At a red light on Sunset, I lean over and kiss her and she puts the car into second and speeds up. On the radio is a song I have already heard five times today but hum along to anyway. Blair lights a cigarette. We pass a poor woman with dirty, wild hair and a Bullock’s bag sitting by her side full of yellowed newspapers. She’s squatting on a sidewalk by the freeway, her face tilted toward the sky; eyes half-slits, because of the glare of the sun. Blair locks the doors and then we’re driving along a side street up in the hills. No cars pass by. Blair turns the radio up. She doesn’t see the coyote. It’s big and brownish gray and the car hits it hard as it runs out into the middle of the street and Blair screams and tries to drive on, the cigarette falling from her lips. But the coyote is stuck under the wheels and it’s squealing and the car is having difficulty moving. Blair stops the car and puts it in reverse and turns the engine off. I don’t want to get out of the car, but Blair’s crying hysterically, her head in her lap, and I get out of the car and walk slowly over to the coyote. It’s lying on its side, trying to wag its tail. Its eyes are wide and frightened looking and I watch it start to die beneath the sun, blood running out of its mouth. All of its legs are smashed and its body keeps convulsing and I begin to notice the pool of blood that’s forming at the head. Blair calls out to me, and I ignore her and watch the coyote. I stand there for ten minutes. No cars pass. The coyote shudders and arches its body up three, four times and then its eyes go white. Flies start to converge, skimming over the blood and the drying film of the eyes. I walk back to the car and Blair drives off and when we get to her house she turns on the TV and I think she takes some Valium or some Thorazine and the two of us go to bed while “Another World” starts.

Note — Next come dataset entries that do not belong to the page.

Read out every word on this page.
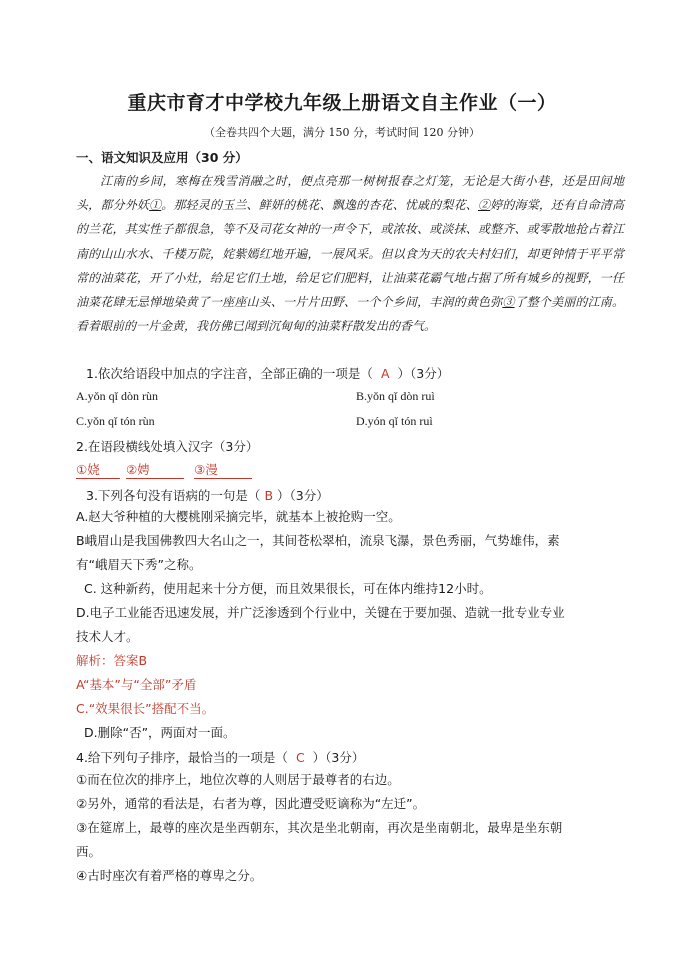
重庆市育才中学校九年级上册语文自主作业（一）
（全卷共四个大题，满分 150 分，考试时间 120 分钟）
一、语文知识及应用（30 分）

江南的乡间，寒梅在残雪消融之时，便点亮那一树树报春之灯笼，无论是大街小巷，还是田间地头，都分外妖①。那轻灵的玉兰、鲜妍的桃花、飘逸的杏花、忧戚的梨花、②婷的海棠，还有自命清高的兰花，其实性子都很急，等不及司花女神的一声令下，或浓妆、或淡抹、或整齐、或零散地抢占着江南的山山水水、千楼万院，姹紫嫣红地开遍，一展风采。但以食为天的农夫村妇们，却更钟情于平平常常的油菜花，开了小灶，给足它们土地，给足它们肥料，让油菜花霸气地占据了所有城乡的视野，一任油菜花肆无忌惮地染黄了一座座山头、一片片田野、一个个乡间，丰润的黄色弥③了整个美丽的江南。看着眼前的一片金黄，我仿佛已闻到沉甸甸的油菜籽散发出的香气。

1.依次给语段中加点的字注音，全部正确的一项是（ A ）（3分）
A.yǒn qǐ dòn rùn	B.yǒn qǐ dòn ruì
C.yǒn qǐ tón rùn	D.yón qǐ tón ruì
2.在语段横线处填入汉字（3分）
①娆 ②娉	③漫
3.下列各句没有语病的一句是（ B ）（3分）

A.赵大爷种植的大樱桃刚采摘完毕，就基本上被抢购一空。

B峨眉山是我国佛教四大名山之一，其间苍松翠柏，流泉飞瀑，景色秀丽，气势雄伟，素

有“峨眉天下秀”之称。

C. 这种新药，使用起来十分方便，而且效果很长，可在体内维持12小时。

D.电子工业能否迅速发展，并广泛渗透到个行业中，关键在于要加强、造就一批专业专业

技术人才。

解析：答案B

A“基本”与“全部”矛盾

C.“效果很长”搭配不当。

D.删除“否”，两面对一面。

4.给下列句子排序，最恰当的一项是（ C ）（3分）

①而在位次的排序上，地位次尊的人则居于最尊者的右边。

②另外，通常的看法是，右者为尊，因此遭受贬谪称为“左迁”。

③在筵席上，最尊的座次是坐西朝东，其次是坐北朝南，再次是坐南朝北，最卑是坐东朝

西。

④古时座次有着严格的尊卑之分。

And at Kim’s party that night, while everyone plays Quarters and gets drunk, Blair and I sit on a couch in the living room and listen to an old XTC album and Blair tells me that maybe we should go out to the guest house and we get up and leave the living room and walk by the lighted pool and once inside the guest house we kiss roughly and I’ve never wanted her more and she grabs my back and pushes me against her so hard that I lose my balance and we both fall, slowly, to our knees and her hands push up beneath my shirt and I can feel her hand, smooth and cool on my chest and I kiss, lick, her neck and then her hair, which smells like jasmine, and I rub against her and we push each other’s jeans down and touch each other and I rub my hand through her underwear and when I enter her too quickly, she breathes in sharply and I try to be very still.

I’m sitting in Trumps with my father. He’s bought a new Ferrari and has started wearing a cowboy hat. He doesn’t wear the cowboy hat into Trumps, which relieves me, sort of. He wants me to see his astrologer and advises me to buy the Leo Astroscope for the upcoming year.

“I will.”

“Those planetary vibes work on your body in weird ways,” he’s saying.

“I know.”

The window we’re sitting next to is open and I lift a glass of champagne to my mouth and close my eyes and let my hair get slightly ruffled by the hot winds and then I turn my head and look up toward the hills. A businessman stops by. I had asked my mother to come, but she said that she was busy. She was lying out by the pool reading Glamour magazine when I asked her to come.

“Just for drinks,” I said.

“I don’t want to go to Trumps ‘just for drinks.’”

I sighed, said nothing.

“I don’t want to go anywhere.”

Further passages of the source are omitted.